Throughout the process, we consistently chose the lesser of two semantic evils: always selecting a label, but favoring safer, broadly accurate matches over overly specific or potentially misleading ones.
Ambiguity was addressed through multi-layered reranking, fallback matrices, and heuristics that penalized overconfident false positives — ensuring both full label coverage and high trust in output quality.
Initially, I was not so familiar with machine learning, but after doing this task, I can confidently say that I learned a lot. After a week, I thought that I finished the task, but I was wrong.
I found myself returning to the problem again and again, rethinking the approach and adjusting my methods as I discovered edge cases or overlooked essential details.

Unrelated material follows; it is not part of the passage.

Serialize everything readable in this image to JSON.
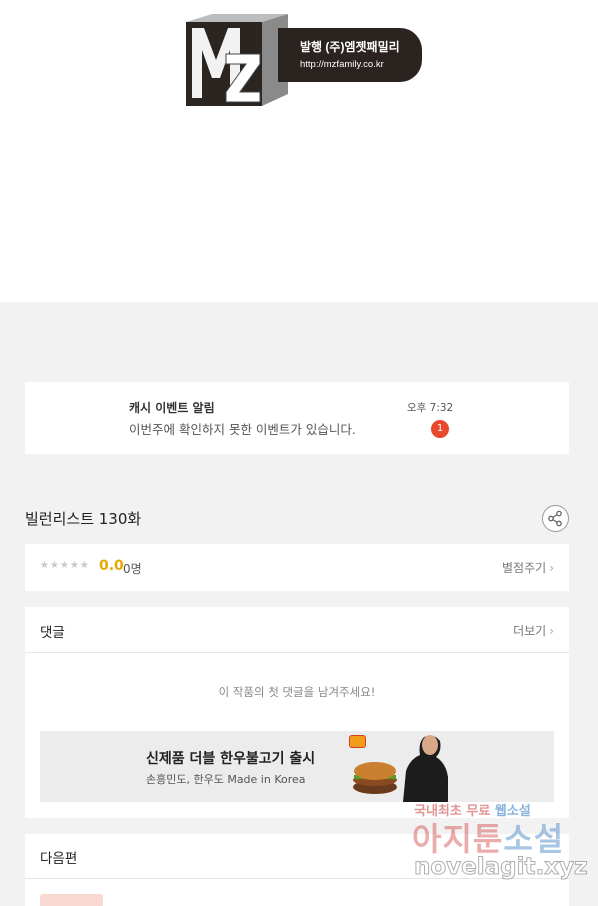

This project helped me grow in many ways. I began to structure the code in a manner that is easier to understand and take into consideration ways in which I can optimize my code. I discovered the importance of each line of code and how a single line could make a difference in terms of time execution. In addition, I grasped semantic modeling by using embeddings such as Sentence Transformers and ConceptNet, and learned how to handle noisy and multilingual data that keeps the system robust. I relied on a reasoning-based approach, where fallback logic, disambiguation, and custom heuristics played a role.
I’m personally proud of this; it’s the most complex and thorough project I’ve developed so far. I invested so much into it because I genuinely enjoyed the task, and I wanted to submit something that I could truly be proud of.